City locations straddling the fine line between acceptable and edgy

Certain urban neighborhoods draw attention because they are “edgy” and offer something different than mainstream American locations. What happens when these “edgy” areas start to disappear or start to become established, mainstream places? Here is a look at this process in New York City:

Around countless corners, the weird, unexpected, edgy, grimy New York — the town that so many looked to for so long as a relief from cookie-cutter America — has evolved into something else entirely: tamed, prepackaged, even predictable.

“What draws people to New York is its uniqueness. So when something goes, people feel sad about it,” says Suzanne Wasserman, director of the Gotham Center for New York City History at the City University of New York…

If there’s one thing that doesn’t change in New York City, it’s nostalgia. Consider Mayor Fiorello La Guardia.
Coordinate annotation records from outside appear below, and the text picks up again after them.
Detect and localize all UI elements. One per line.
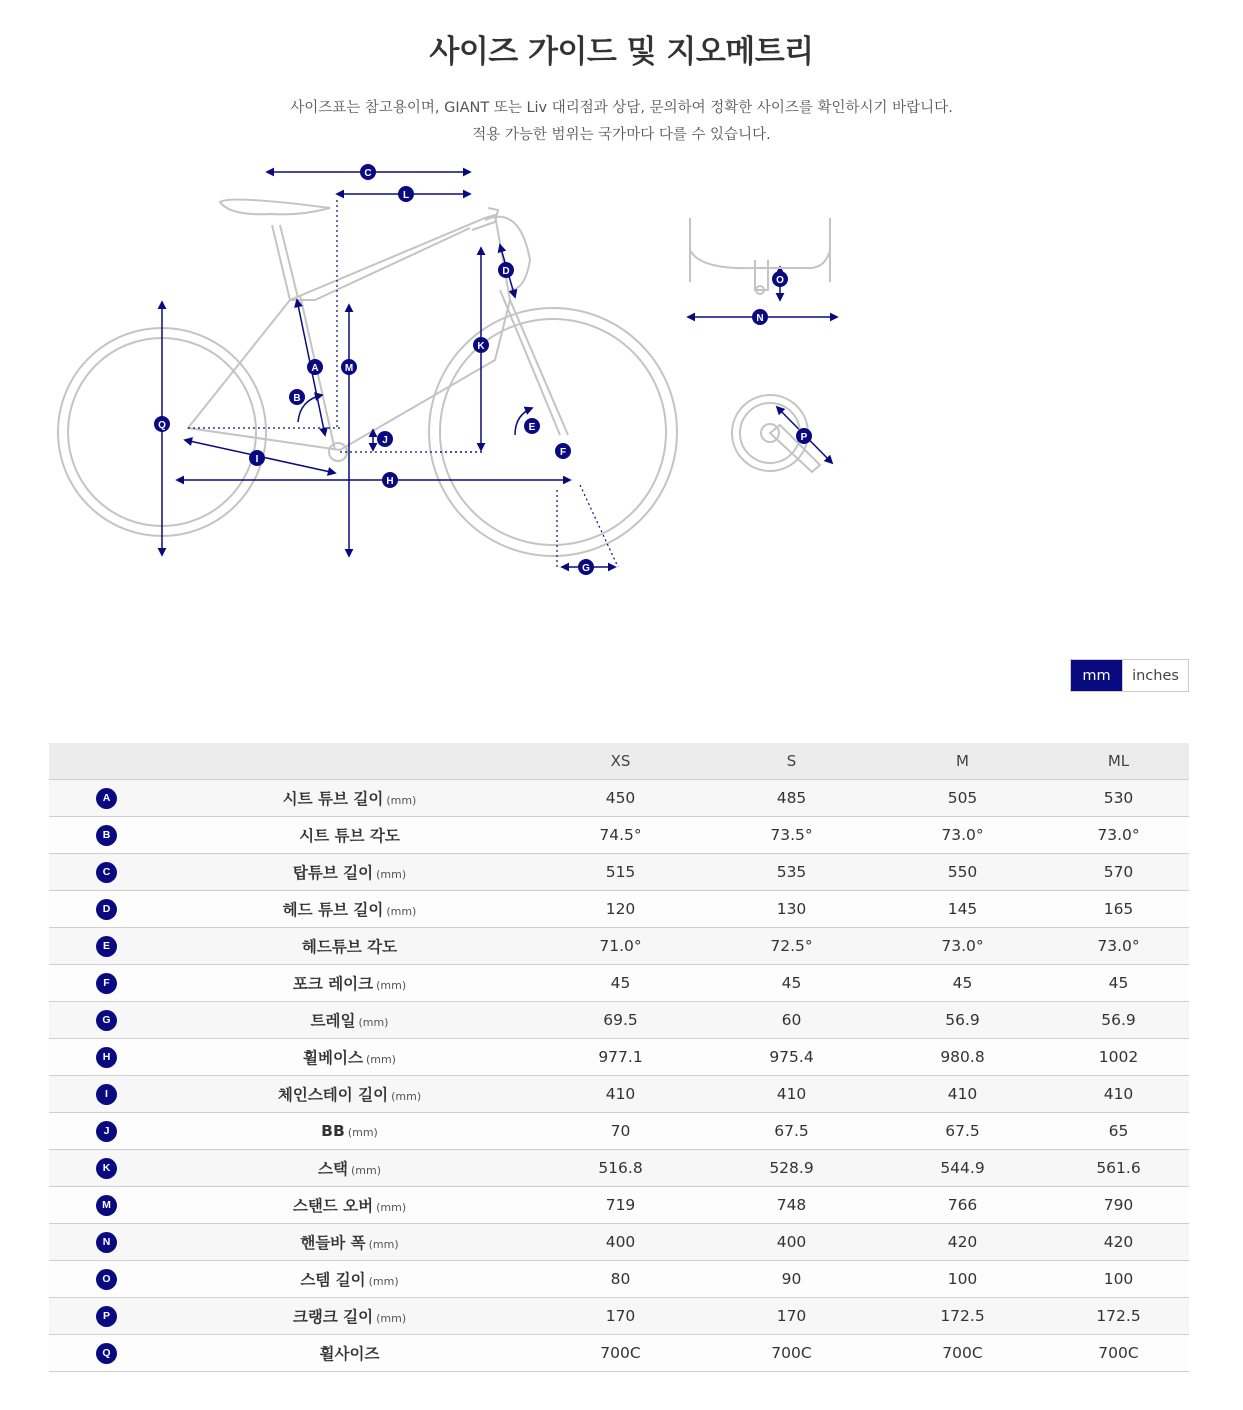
value-cell: 45: [706, 965, 877, 1002]
label-c: [360, 164, 376, 180]
bike-illustration: [58, 200, 677, 556]
value-cell: 145: [877, 891, 1048, 928]
value-cell: 130: [706, 891, 877, 928]
measure-unit: (mm): [347, 1126, 378, 1139]
value-cell: 120: [535, 891, 706, 928]
handlebar-drop: [485, 217, 530, 290]
value-cell: 719: [535, 1187, 706, 1224]
measure-badge: E: [96, 936, 117, 957]
measure-name: BB: [321, 1122, 345, 1140]
value-cell: 400: [706, 1224, 877, 1261]
row-name-cell: [164, 1261, 535, 1298]
table-row: [49, 780, 1189, 817]
label-p: [796, 428, 812, 444]
table-row: [49, 1076, 1189, 1113]
row-badge-cell: [49, 1261, 164, 1298]
value-cell: 450: [535, 780, 706, 817]
unit-toggle: [1070, 659, 1189, 692]
row-badge-cell: [49, 1076, 164, 1113]
svg-text:Q: Q: [158, 420, 166, 431]
svg-text:M: M: [344, 363, 354, 374]
svg-text:E: E: [528, 422, 536, 433]
value-cell: 410: [535, 1076, 706, 1113]
svg-text:K: K: [477, 341, 485, 352]
value-cell: 410: [1048, 1076, 1189, 1113]
row-badge-cell: [49, 817, 164, 854]
row-badge-cell: [49, 780, 164, 817]
measure-badge: J: [96, 1121, 117, 1142]
measure-badge: O: [96, 1269, 117, 1290]
measure-badge: D: [96, 899, 117, 920]
row-badge-cell: [49, 1113, 164, 1150]
value-cell: 100: [1048, 1261, 1189, 1298]
table-row: [49, 1298, 1189, 1335]
value-cell: 170: [535, 1298, 706, 1335]
table-row: [49, 1002, 1189, 1039]
measure-name: 시트 튜브 길이: [282, 790, 384, 808]
label-g: [578, 559, 594, 575]
value-cell: 65: [1048, 1113, 1189, 1150]
value-cell: 505: [877, 780, 1048, 817]
table-row: [49, 1039, 1189, 1076]
value-cell: 400: [535, 1224, 706, 1261]
value-cell: 516.8: [535, 1150, 706, 1187]
value-cell: 80: [535, 1261, 706, 1298]
row-badge-cell: [49, 891, 164, 928]
value-cell: 73.0°: [1048, 928, 1189, 965]
svg-text:H: H: [386, 476, 394, 487]
measure-badge: A: [96, 788, 117, 809]
svg-text:G: G: [582, 563, 590, 574]
row-name-cell: [164, 1002, 535, 1039]
row-name-cell: [164, 1298, 535, 1335]
row-name-cell: [164, 1150, 535, 1187]
measure-name: 크랭크 길이: [292, 1308, 374, 1326]
row-badge-cell: [49, 1150, 164, 1187]
value-cell: 165: [1048, 891, 1189, 928]
value-cell: 172.5: [877, 1298, 1048, 1335]
row-name-cell: [164, 1076, 535, 1113]
measure-name: 체인스테이 길이: [277, 1086, 389, 1104]
svg-text:A: A: [311, 363, 319, 374]
geometry-diagram: [40, 150, 860, 590]
label-f: [555, 443, 571, 459]
value-cell: 748: [706, 1187, 877, 1224]
size-header: M: [877, 743, 1048, 780]
measure-unit: (mm): [365, 1053, 396, 1066]
table-row: [49, 1224, 1189, 1261]
label-i: [249, 450, 265, 466]
value-cell: 72.5°: [706, 928, 877, 965]
row-name-cell: [164, 965, 535, 1002]
label-k: [473, 337, 489, 353]
measure-name: 스템 길이: [300, 1271, 366, 1289]
table-row: [49, 1261, 1189, 1298]
value-cell: 73.0°: [877, 817, 1048, 854]
value-cell: 100: [877, 1261, 1048, 1298]
row-name-cell: [164, 1224, 535, 1261]
geometry-table: [49, 743, 1189, 1372]
value-cell: 550: [877, 854, 1048, 891]
row-name-cell: [164, 817, 535, 854]
page-subtitle: [0, 95, 1243, 149]
value-cell: 530: [1048, 780, 1189, 817]
row-badge-cell: [49, 1335, 164, 1372]
measure-badge: B: [96, 825, 117, 846]
row-badge-cell: [49, 854, 164, 891]
value-cell: 544.9: [877, 1150, 1048, 1187]
svg-text:F: F: [559, 447, 567, 458]
svg-text:C: C: [364, 168, 372, 179]
measure-unit: (mm): [368, 1275, 399, 1288]
measure-name: 시트 튜브 각도: [299, 827, 400, 845]
page-title: 사이즈 가이드 및 지오메트리: [429, 34, 814, 70]
table-row: [49, 1187, 1189, 1224]
measure-name: 핸들바 폭: [300, 1234, 366, 1252]
table-row: [49, 1150, 1189, 1187]
value-cell: 980.8: [877, 1039, 1048, 1076]
measure-badge: K: [96, 1158, 117, 1179]
measure-name: 스탠드 오버: [292, 1197, 374, 1215]
value-cell: 570: [1048, 854, 1189, 891]
table-row: [49, 1335, 1189, 1372]
front-wheel: [429, 308, 677, 556]
value-cell: 410: [706, 1076, 877, 1113]
table-header-row: [49, 743, 1189, 780]
value-cell: 71.0°: [535, 928, 706, 965]
measure-badge: H: [96, 1047, 117, 1068]
measure-unit: (mm): [376, 868, 407, 881]
row-name-cell: [164, 854, 535, 891]
svg-text:N: N: [756, 313, 764, 324]
measure-name: 탑튜브 길이: [292, 864, 374, 882]
measure-badge: Q: [96, 1343, 117, 1364]
table-row: [49, 854, 1189, 891]
unit-inches-button[interactable]: inches: [1122, 660, 1188, 691]
measure-unit: (mm): [386, 794, 417, 807]
size-header: ML: [1048, 743, 1189, 780]
svg-text:L: L: [402, 190, 410, 201]
row-name-cell: [164, 891, 535, 928]
measure-unit: (mm): [376, 979, 407, 992]
measure-badge: I: [96, 1084, 117, 1105]
label-m: [341, 359, 357, 375]
value-cell: 172.5: [1048, 1298, 1189, 1335]
label-n: [752, 309, 768, 325]
measure-name: 휠베이스: [303, 1049, 363, 1067]
value-cell: 56.9: [877, 1002, 1048, 1039]
row-name-cell: [164, 1039, 535, 1076]
svg-text:D: D: [502, 266, 510, 277]
subtitle-line-2: 적용 가능한 범위는 국가마다 다를 수 있습니다.: [472, 127, 771, 143]
value-cell: 45: [877, 965, 1048, 1002]
measure-name: 헤드튜브 각도: [301, 938, 398, 956]
value-cell: 73.0°: [1048, 817, 1189, 854]
label-l: [398, 186, 414, 202]
label-o: [772, 271, 788, 287]
value-cell: 45: [535, 965, 706, 1002]
label-d: [498, 262, 514, 278]
label-e: [524, 418, 540, 434]
label-j: [377, 431, 393, 447]
saddle: [220, 200, 330, 215]
table-row: [49, 817, 1189, 854]
measure-name: 트레일: [310, 1012, 356, 1030]
measure-name: 헤드 튜브 길이: [282, 901, 384, 919]
svg-text:O: O: [776, 275, 784, 286]
value-cell: 73.0°: [877, 928, 1048, 965]
value-cell: 67.5: [877, 1113, 1048, 1150]
value-cell: 69.5: [535, 1002, 706, 1039]
measure-name: 휠사이즈: [319, 1345, 380, 1363]
value-cell: 74.5°: [535, 817, 706, 854]
value-cell: 977.1: [535, 1039, 706, 1076]
value-cell: 90: [706, 1261, 877, 1298]
subtitle-line-1: 사이즈표는 참고용이며, GIANT 또는 Liv 대리점과 상담, 문의하여 정확한 사이즈를 확인하시기 바랍니다.: [290, 100, 953, 116]
value-cell: 700C: [877, 1335, 1048, 1372]
value-cell: 45: [1048, 965, 1189, 1002]
measure-badge: P: [96, 1306, 117, 1327]
row-name-cell: [164, 1335, 535, 1372]
svg-text:I: I: [255, 454, 259, 465]
row-badge-cell: [49, 1187, 164, 1224]
value-cell: 56.9: [1048, 1002, 1189, 1039]
measure-name: 포크 레이크: [292, 975, 374, 993]
row-badge-cell: [49, 1298, 164, 1335]
measure-badge: M: [96, 1195, 117, 1216]
measure-unit: (mm): [376, 1201, 407, 1214]
value-cell: 70: [535, 1113, 706, 1150]
row-badge-cell: [49, 1039, 164, 1076]
measure-unit: (mm): [358, 1016, 389, 1029]
value-cell: 60: [706, 1002, 877, 1039]
row-badge-cell: [49, 965, 164, 1002]
row-name-cell: [164, 780, 535, 817]
value-cell: 700C: [535, 1335, 706, 1372]
value-cell: 700C: [706, 1335, 877, 1372]
value-cell: 515: [535, 854, 706, 891]
row-badge-cell: [49, 928, 164, 965]
svg-text:J: J: [382, 435, 388, 446]
value-cell: 1002: [1048, 1039, 1189, 1076]
value-cell: 528.9: [706, 1150, 877, 1187]
measure-badge: G: [96, 1010, 117, 1031]
size-header: S: [706, 743, 877, 780]
measure-badge: F: [96, 973, 117, 994]
unit-mm-button[interactable]: mm: [1071, 660, 1122, 691]
value-cell: 975.4: [706, 1039, 877, 1076]
value-cell: 561.6: [1048, 1150, 1189, 1187]
value-cell: 700C: [1048, 1335, 1189, 1372]
svg-text:B: B: [293, 393, 301, 404]
value-cell: 535: [706, 854, 877, 891]
measure-badge: C: [96, 862, 117, 883]
value-cell: 420: [877, 1224, 1048, 1261]
value-cell: 73.5°: [706, 817, 877, 854]
value-cell: 766: [877, 1187, 1048, 1224]
table-row: [49, 1113, 1189, 1150]
measure-unit: (mm): [376, 1312, 407, 1325]
row-name-cell: [164, 1113, 535, 1150]
label-h: [382, 472, 398, 488]
value-cell: 790: [1048, 1187, 1189, 1224]
label-b: [289, 389, 305, 405]
value-cell: 485: [706, 780, 877, 817]
value-cell: 410: [877, 1076, 1048, 1113]
value-cell: 170: [706, 1298, 877, 1335]
row-name-cell: [164, 1187, 535, 1224]
table-row: [49, 928, 1189, 965]
row-badge-cell: [49, 1224, 164, 1261]
row-badge-cell: [49, 1002, 164, 1039]
measure-badge: N: [96, 1232, 117, 1253]
measure-unit: (mm): [391, 1090, 422, 1103]
measure-name: 스택: [318, 1160, 348, 1178]
label-a: [307, 359, 323, 375]
value-cell: 420: [1048, 1224, 1189, 1261]
row-name-cell: [164, 928, 535, 965]
value-cell: 67.5: [706, 1113, 877, 1150]
measure-unit: (mm): [386, 905, 417, 918]
size-header: XS: [535, 743, 706, 780]
table-row: [49, 965, 1189, 1002]
measure-unit: (mm): [350, 1164, 381, 1177]
table-row: [49, 891, 1189, 928]
measure-unit: (mm): [368, 1238, 399, 1251]
handlebar-front: [690, 218, 830, 282]
label-q: [154, 416, 170, 432]
svg-text:P: P: [800, 432, 808, 443]
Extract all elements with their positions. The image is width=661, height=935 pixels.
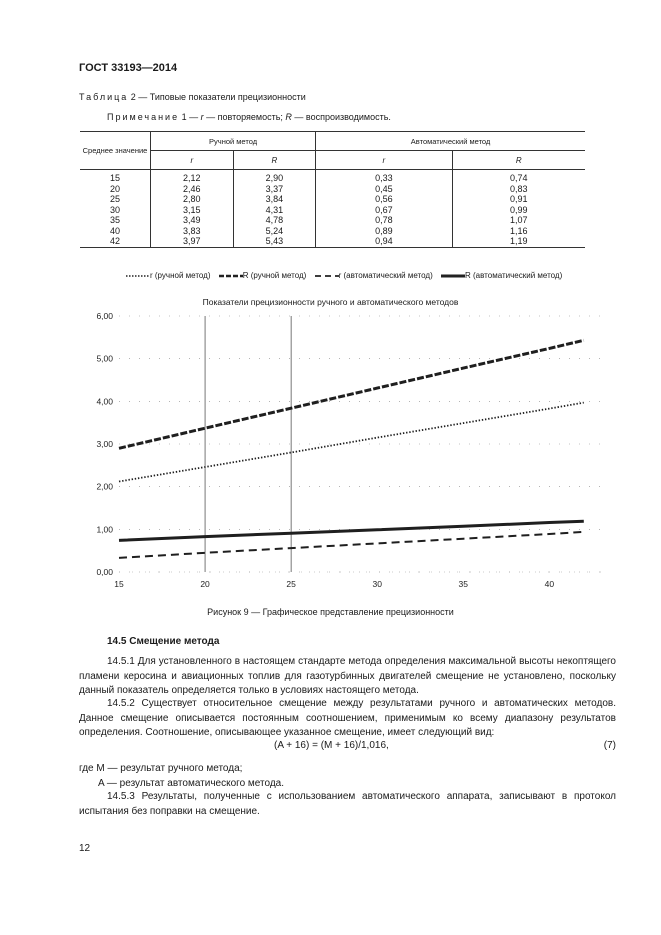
paragraph-text: 14.5.3 Результаты, полученные с использованием автоматического аппарата, записывают в протокол испытания без поправки на смещение.: [79, 791, 616, 817]
table-cell: 0,91: [452, 194, 585, 205]
table-cell: 4,31: [233, 205, 316, 216]
table-cell: 42: [109, 236, 120, 246]
equation-text: (A + 16) = (M + 16)/1,016,: [274, 740, 389, 751]
y-tick-label: 5,00: [96, 353, 113, 364]
figure-caption: Рисунок 9 — Графическое представление прецизионности: [207, 607, 454, 617]
table-cell: 3,84: [233, 194, 316, 205]
table-note-prefix: Примечание: [107, 112, 180, 122]
table-row: [80, 170, 585, 184]
table-cell: 0,94: [316, 236, 452, 247]
col-mean-header: Среднее значение: [80, 132, 151, 170]
table-note-R: R: [285, 112, 292, 122]
y-tick-label: 4,00: [96, 396, 113, 407]
y-tick-label: 0,00: [96, 567, 113, 577]
table-cell: 15: [109, 173, 120, 183]
table-cell: 2,80: [151, 194, 234, 205]
chart-legend: [126, 271, 616, 280]
table-cell: 2,90: [233, 170, 316, 184]
col-manual-R: R: [233, 151, 316, 170]
table-cell: 0,67: [316, 205, 452, 216]
table-cell: 5,24: [233, 226, 316, 237]
table-row: [80, 236, 585, 247]
table-cell: 40: [109, 225, 120, 236]
table-cell: 35: [109, 215, 120, 225]
table-cell: 0,83: [452, 184, 585, 195]
table-note-part: — воспроизводимость.: [291, 112, 391, 122]
table-cell: 25: [109, 194, 120, 204]
table-cell: 1,19: [452, 236, 585, 247]
table-caption: [79, 92, 306, 102]
legend-swatch-dashed-bold: [219, 273, 243, 279]
paragraph-text: 14.5.2 Существует относительное смещение между результатами ручного и автоматических методов. Данное смещение описывается постоянным соотношением, применимым ко всему диапазону результатов определения. Соотношение, описывающее указанное смещение, имеет следующий вид:: [79, 698, 616, 738]
table-cell: 3,83: [151, 226, 234, 237]
x-tick-label: 35: [458, 579, 469, 589]
series-line: [119, 340, 584, 448]
x-tick-label: 30: [372, 579, 382, 589]
y-tick-label: 3,00: [96, 439, 113, 449]
paragraph-text: 14.5.1 Для установленного в настоящем стандарте метода определения максимальной высоты некоптящего пламени керосина и авиационных топлив для газотурбинных двигателей смещение не установлено, поскольку данный показатель определяется только в условиях настоящего метода.: [79, 656, 616, 696]
where-line-2: A — результат автоматического метода.: [98, 777, 285, 789]
where-block: [79, 762, 284, 791]
table-cell: 4,78: [233, 215, 316, 226]
col-auto-header: Автоматический метод: [316, 132, 585, 151]
precision-table: [80, 131, 585, 248]
table-cell: 0,74: [452, 170, 585, 184]
table-note-r: r: [200, 112, 204, 122]
table-row: [80, 184, 585, 195]
table-cell: 0,89: [316, 226, 452, 237]
y-tick-label: 2,00: [96, 481, 113, 492]
series-line: [119, 521, 584, 540]
table-cell: 5,43: [233, 236, 316, 247]
table-note: [107, 112, 391, 122]
table-caption-prefix: Таблица: [79, 92, 129, 102]
x-tick-label: 15: [114, 579, 124, 589]
legend-label: R (ручной метод): [242, 271, 307, 280]
series-line: [119, 532, 584, 558]
table-cell: 3,97: [151, 236, 234, 247]
document-header: ГОСТ 33193—2014: [79, 62, 178, 74]
table-cell: 20: [109, 183, 120, 194]
legend-item: [126, 271, 211, 280]
legend-swatch-solid-bold: [441, 273, 465, 279]
legend-item: [315, 271, 433, 280]
equation-number: (7): [603, 740, 616, 751]
legend-swatch-dashed: [315, 273, 339, 279]
legend-swatch-dotted: [126, 273, 150, 279]
x-tick-label: 20: [200, 579, 210, 589]
table-body: [80, 170, 585, 248]
table-row: [80, 215, 585, 226]
precision-chart: [80, 306, 610, 596]
section-title: 14.5 Смещение метода: [107, 636, 220, 647]
col-auto-R: R: [452, 151, 585, 170]
paragraph-14-5-2: [79, 697, 616, 741]
table-cell: 30: [109, 204, 120, 215]
legend-label: r (ручной метод): [150, 271, 211, 280]
table-cell: 3,49: [151, 215, 234, 226]
table-cell: 1,16: [452, 226, 585, 237]
table-cell: 3,37: [233, 184, 316, 195]
table-note-part: — повторяемость;: [203, 112, 286, 122]
x-tick-label: 25: [286, 579, 296, 589]
table-row: [80, 226, 585, 237]
series-line: [119, 403, 584, 482]
table-cell: 1,07: [452, 215, 585, 226]
col-manual-r: r: [151, 151, 234, 170]
page-number: 12: [79, 843, 91, 854]
col-auto-r: r: [316, 151, 452, 170]
col-manual-header: Ручной метод: [151, 132, 316, 151]
table-cell: 0,45: [316, 184, 452, 195]
paragraph-14-5-3: [79, 790, 616, 819]
table-note-part: 1 —: [179, 112, 201, 122]
table-cell: 3,15: [151, 205, 234, 216]
legend-label: R (автоматический метод): [464, 271, 563, 280]
legend-label: r (автоматический метод): [338, 271, 433, 280]
legend-item: [219, 271, 307, 280]
chart-title: Показатели прецизионности ручного и автоматического методов: [202, 297, 459, 307]
legend-item: [441, 271, 562, 280]
x-tick-label: 40: [544, 579, 555, 589]
y-tick-label: 6,00: [96, 311, 113, 321]
table-cell: 0,56: [316, 194, 452, 205]
table-cell: 0,99: [452, 205, 585, 216]
table-cell: 2,46: [151, 184, 234, 195]
table-caption-text: 2 — Типовые показатели прецизионности: [128, 92, 306, 102]
table-row: [80, 194, 585, 205]
paragraph-14-5-1: [79, 655, 616, 699]
table-cell: 0,33: [316, 170, 452, 184]
where-line-1: где M — результат ручного метода;: [79, 763, 243, 774]
table-cell: 0,78: [316, 215, 452, 226]
table-row: [80, 205, 585, 216]
y-tick-label: 1,00: [96, 524, 113, 535]
table-cell: 2,12: [151, 170, 234, 184]
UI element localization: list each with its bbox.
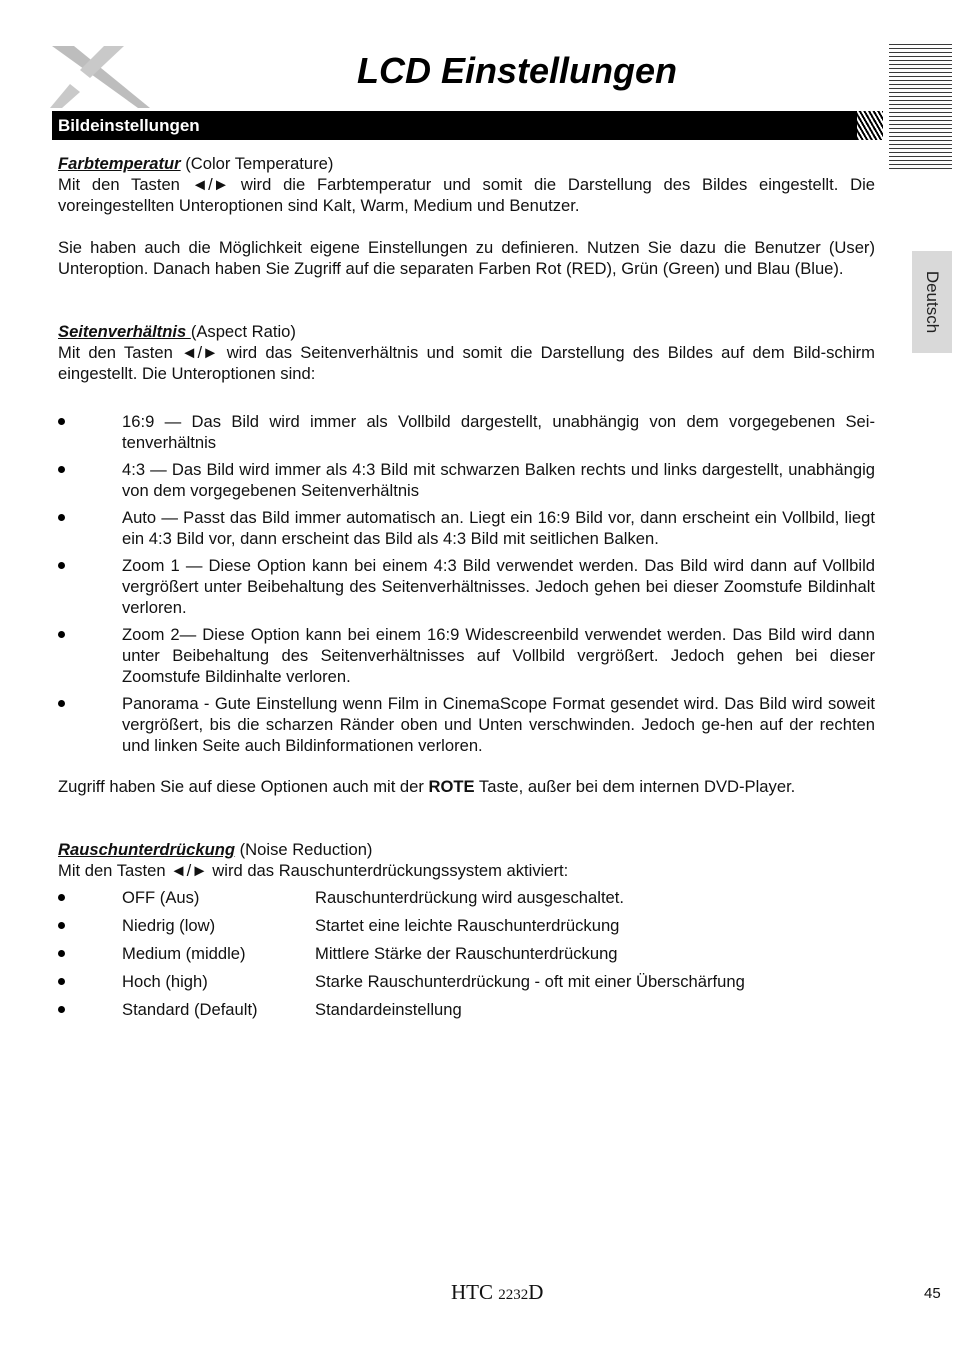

After his election in 1934, he worked to remove the pushcart peddlers clogging the streets of the Lower East Side, viewed by many as a problem.

Once they were gone, people missed them.

A couple of thoughts about this article:

1. Cities thrive on these edgy or odd locations. The whole city doesn’t have to be different but young people (and perhaps even the Creative Class) tend to like these edgier locations. When it becomes too mainstream, people move on to the next novelty. But the character of a city is expected to be more unique and odd than a typical suburban setting.

2. The article highlights how people generally don’t like change, even if it is dealing with issues they once thought were problems.

3. I wonder how much money this has been worth to New York City. For example, what kind of taxes did the seedy Times Square bring in compared to the sanitized and Disneyfied version of Times Square? Certainly, some of these areas are now more palatable to suburban residents and families, broadening the group of people who might visit a location.

4. This is a reminder that what is now “edgy” or “cool” likely won’t stay that way for long. Cities, in particular, change fairly rapidly as new residents and businesses move in and out. I’m sure more edgy places will pop up in New York City.

4a. Could a city develop a “historical preservation district” (or something like it) to protect an edgy establishment or block? By making it official, does the site automatically lose some of its edgy status?